Skilled Workers: Vacancies

(asked on 5th March 2020) - View Source

Question to the Department for Education:

To ask Her Majesty's Government what estimate they have made of the percentage of job vacancies which remain unfilled because of skill shortages among potential applicants; and what steps they are taking to introduce training courses and apprenticeships to fill that gap.


Answered by
Baroness Berridge Portrait
Baroness Berridge
This question was answered on 24th March 2020

The Employer Skills Survey 2017 identified 1,007,000 vacancies, of which 226,000 were skill-shortage vacancies (SSVs) – representing 22% of all vacancies. This percentage has remained broadly stable over several waves of the survey – 23% in 2015. Employers were most likely to report SSVs for Skilled Trades (42% of all Skilled Trades vacancies were SSVs), Machine Operatives (31% of all these vacancies were SSVs) and Professionals (30% of all these vacancies were SSVs). These proportions are also in line with 2015 percentages. We are awaiting results of the 2019 survey.

We have put in place a range of measures to tackle skills gaps. We are making apprenticeships longer, better, with more off-the-job training and proper assessment at the end, with new standards across all levels being designed and driven by the industry so they can equip people with the skills they need. We will be investing up to £500 million a year in T levels, a high quality technical alternative to A levels, which will be more rigorous than current vocational courses and involve employers in their development to ensure the qualifications have real labour market value.

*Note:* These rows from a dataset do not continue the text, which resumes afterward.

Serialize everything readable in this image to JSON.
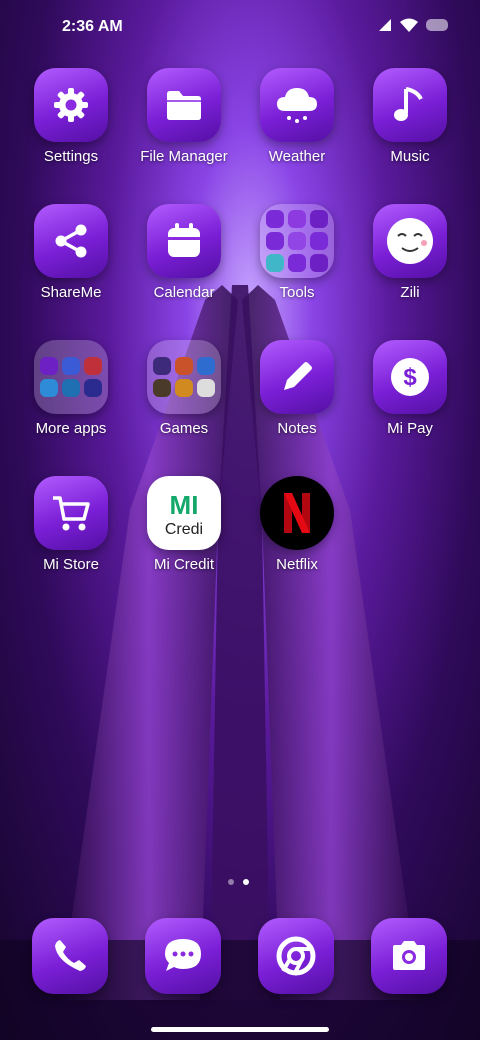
{
  "status_bar": {
    "time": "2:36 AM"
  },
  "apps": [
    {
      "label": "Settings",
      "icon": "gear-icon"
    },
    {
      "label": "File Manager",
      "icon": "folder-icon"
    },
    {
      "label": "Weather",
      "icon": "cloud-rain-icon"
    },
    {
      "label": "Music",
      "icon": "music-note-icon"
    },
    {
      "label": "ShareMe",
      "icon": "share-icon"
    },
    {
      "label": "Calendar",
      "icon": "calendar-icon"
    },
    {
      "label": "Tools",
      "icon": "folder-icon"
    },
    {
      "label": "Zili",
      "icon": "smiley-face-icon"
    },
    {
      "label": "More apps",
      "icon": "folder-icon"
    },
    {
      "label": "Games",
      "icon": "folder-icon"
    },
    {
      "label": "Notes",
      "icon": "pencil-icon"
    },
    {
      "label": "Mi Pay",
      "icon": "dollar-icon"
    },
    {
      "label": "Mi Store",
      "icon": "cart-icon"
    },
    {
      "label": "Mi Credit",
      "icon": "mi-credit-logo-icon"
    },
    {
      "label": "Netflix",
      "icon": "netflix-logo-icon"
    }
  ],
  "dock": [
    {
      "name": "phone",
      "icon": "phone-icon"
    },
    {
      "name": "messages",
      "icon": "message-icon"
    },
    {
      "name": "browser",
      "icon": "chrome-icon"
    },
    {
      "name": "camera",
      "icon": "camera-icon"
    }
  ],
  "page_indicator": {
    "pages": 2,
    "current": 2
  },
  "colors": {
    "accent": "#8a2be2",
    "netflix_red": "#e50914",
    "mi_green": "#14a86b"
  }
}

We also investing up to £290 million of capital funding to establish 20 new Institutes of Technology, which will be the pinnacle of technical training offering higher technical education and training in key sectors such as digital, construction, advanced manufacturing and engineering.

We have also invested £100 million into establishing a National Retaining Scheme, which will help prepare adults for future changes to the economy, including those brought about by automation, and help them retrain into better jobs. On top of this we are investing an extra £3 billion, over the course of this Parliament, for a new National Skills Fund to help people learn new skills and prepare for the economy of the future. The fund will help ensure that businesses can find and hire the workers they need and help people fulfil their potential.